Whitewater Draw is apparently a wetland with 3 or 4 ponds. Surrounding the ponds are fields and farmland with mountains in the distance. Overhead we heard the "garooing" of Sandhill Cranes as they crisscrossed the ponds flying above us in small groups. We saw more ducks and grebes and blackbirds in and around the ponds. In some nearby willows a ladder-backed woodpecker drummed on a branch. With all the autumn gold and chartreuse of the foliage and the steel blue of the water a beacon of color caught my eyes. The blood-red feathers of a vermilion flycatcher flew up over one of the ponds. It caught an insect and then alighted on its perch once again. It is as if nature concentrated all the red it could in this one tiny bird.
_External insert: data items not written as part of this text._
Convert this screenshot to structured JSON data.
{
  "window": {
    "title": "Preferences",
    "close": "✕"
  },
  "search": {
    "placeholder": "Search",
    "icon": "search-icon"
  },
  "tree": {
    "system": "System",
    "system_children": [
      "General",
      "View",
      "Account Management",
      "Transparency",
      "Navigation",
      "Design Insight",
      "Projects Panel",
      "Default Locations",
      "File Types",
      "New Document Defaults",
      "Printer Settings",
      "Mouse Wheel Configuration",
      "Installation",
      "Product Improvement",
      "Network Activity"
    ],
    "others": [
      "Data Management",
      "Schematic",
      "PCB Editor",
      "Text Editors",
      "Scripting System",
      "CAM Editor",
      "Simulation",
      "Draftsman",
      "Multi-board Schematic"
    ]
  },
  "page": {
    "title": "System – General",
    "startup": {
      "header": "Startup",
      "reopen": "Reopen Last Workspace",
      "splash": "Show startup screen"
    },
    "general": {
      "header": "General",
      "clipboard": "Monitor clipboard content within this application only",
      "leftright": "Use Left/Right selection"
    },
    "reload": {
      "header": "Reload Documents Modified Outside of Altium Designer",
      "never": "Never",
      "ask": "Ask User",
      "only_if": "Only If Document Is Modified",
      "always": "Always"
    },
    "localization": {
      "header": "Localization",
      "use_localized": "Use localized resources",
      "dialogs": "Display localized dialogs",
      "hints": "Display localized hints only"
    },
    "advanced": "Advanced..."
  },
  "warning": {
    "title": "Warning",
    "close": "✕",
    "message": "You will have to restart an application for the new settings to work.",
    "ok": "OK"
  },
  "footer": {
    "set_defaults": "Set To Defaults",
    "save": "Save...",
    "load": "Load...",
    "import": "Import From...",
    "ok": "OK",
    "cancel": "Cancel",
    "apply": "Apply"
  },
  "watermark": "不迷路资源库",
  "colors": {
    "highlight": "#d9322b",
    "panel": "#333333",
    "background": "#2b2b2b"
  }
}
We headed to a willow grove strung out like a tail at one end of the ponds. Long-eared owls had been spotted here in previous years, but this time we were unable to find them. However, someone did find two barn owls roosting for the day in the thick of the trees. Their gray and tawny bodies looked exactly like a broken tree branch until you saw their white heart shaped face peering back at you. We stood on a sandy bank with our scopes and viewed these sleek owls from a distance.
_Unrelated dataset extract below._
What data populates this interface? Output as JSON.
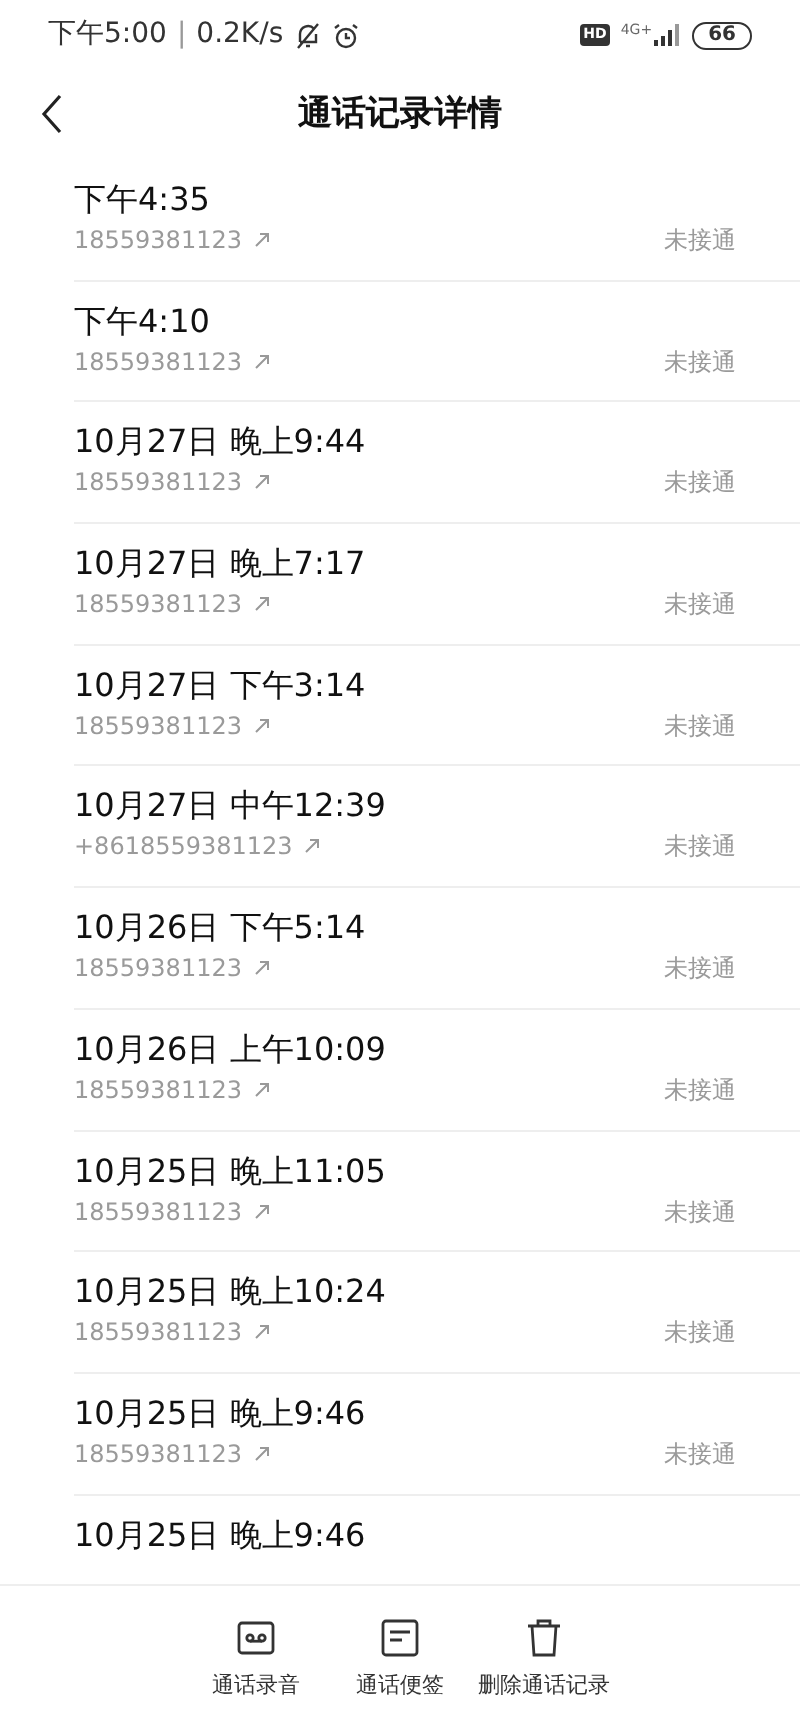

Our lunch was consumed on the fly, so to speak, as we continued on our trip. We were headed north now towards Wilcox, but not before stopping a couple of times along the way. Our first stop was on a dirt road along the central highway near some farmland just south of Elfida. Here we looked for more sparrows in the grasses and were rewarded with a Cassin’s sparrow among others. Gus took a nap in the car while us crazy birders tramped through the fields getting our socks full of stickers and grass seed. We flushed a covey of scaled quail a couple of times. Overhead we trained our binoculars on what looked like a swarm of black flies but was really huge flocks of Sandhill Cranes riding the thermals in the warming sun. The sounds of their garooing filled our ears as their images filled the eyepieces of our binoculars. What a spectacular sight! Just as we headed back to our cars to continue our journey a young golden eagle came soaring across the fields out of the mountains beyond. Its wide wings showed the typical white wing patches of a young golden, along with the white base at its tail. Young Bald Eagles do not have a white tail and in fact take up to 4 to 5 years to develop their typical adult plumage.
We made a couple more stops in a place called Kansas settlement where we were able to see a ferruginous hawk and a roadrunner. We ended our trip at Twin Lakes Golf Course in Wilcox where we saw shore birds and ducks once again. This daylong trip yielded me a list of 63 species of birds, the most I had ever seen in one outing. When we returned home Gus was able to watch his Giants football game with our son, which he had recorded on the DVR.